Haus der Frau von Stein - Weimar

Ein Dalí-Museum hat hier nichts zu suchen

Die Weimarer Klassik-Stiftung hat den geplanten Verkauf des Hauses der Frau von Stein kritisiert. "Ein Dalí-Museum in Weimar hat an dieser Stelle nichts zu suchen", sagte Hellmut Seemann, Präsident der Stiftung.
Stiftung kritisiert Verkauf des Hauses der Frau von Stein:"Kein Dalí-Museum"

Das Haus der Frau von Stein in Weimar – bald ein Dalí-Museum?
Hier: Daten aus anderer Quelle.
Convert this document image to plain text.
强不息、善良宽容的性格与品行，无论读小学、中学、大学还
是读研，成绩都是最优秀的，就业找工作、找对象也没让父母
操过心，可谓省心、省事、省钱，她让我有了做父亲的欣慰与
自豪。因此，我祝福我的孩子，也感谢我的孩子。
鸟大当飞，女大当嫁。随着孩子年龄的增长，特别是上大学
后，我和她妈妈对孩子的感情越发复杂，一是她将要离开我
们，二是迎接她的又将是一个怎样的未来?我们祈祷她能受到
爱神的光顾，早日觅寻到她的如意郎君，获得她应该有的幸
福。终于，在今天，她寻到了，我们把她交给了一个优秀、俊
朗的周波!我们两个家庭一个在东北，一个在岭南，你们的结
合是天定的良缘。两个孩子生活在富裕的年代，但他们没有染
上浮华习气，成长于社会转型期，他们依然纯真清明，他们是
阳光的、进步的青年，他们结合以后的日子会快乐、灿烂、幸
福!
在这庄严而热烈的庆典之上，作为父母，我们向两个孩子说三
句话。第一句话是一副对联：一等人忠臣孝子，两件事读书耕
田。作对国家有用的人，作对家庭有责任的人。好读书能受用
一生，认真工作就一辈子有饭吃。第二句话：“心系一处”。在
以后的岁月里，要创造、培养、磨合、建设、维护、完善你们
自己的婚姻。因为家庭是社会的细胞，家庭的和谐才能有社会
Das Haus gehöre in den "klassischen Kosmos", zitierte am Donnerstag die "Thüringer Allgemeine" Stiftungspräsident Hellmut Seemann. Zu den vom Stadtrat gebilligten Verhandlungen mit einem spanischen Investor, der ein Dali-Museum einrichten will, sagte Seemann in dem Bericht: "Ein Dalí-Museum in Weimar hat an dieser Stelle nichts zu suchen." Der Stadtrat hatte im Juli Verhandlungen mit dem Spanier beschlossen. Die Stiftung hatte nach Angaben der Stadt zuvor einen Kauf des Hauses abgelehnt und sich auch nicht an der öffentlichen Ausschreibung beteiligt.

Seemann sagte am Donnerstag auf Anfrage, die Stiftung habe von der öffentlichen Ausschreibung nichts gewusst. Nach seiner Ansicht hätte die Stadt die Klassik-Stiftung von selber über die Ausschreibung informieren müssen. Seemann dementierte aber, über Kaufabsichten der Stiftung gesprochen zu haben. In dem Zeitungsbericht war er zitiert worden, die Stiftung "erwäge" einen Kauf. Dieser sei beim derzeitigen Stand nach Ausschreibung und Stadtratsbeschluss ohnehin nicht mehr möglich, sagte ein Sprecher der Stadtverwaltung.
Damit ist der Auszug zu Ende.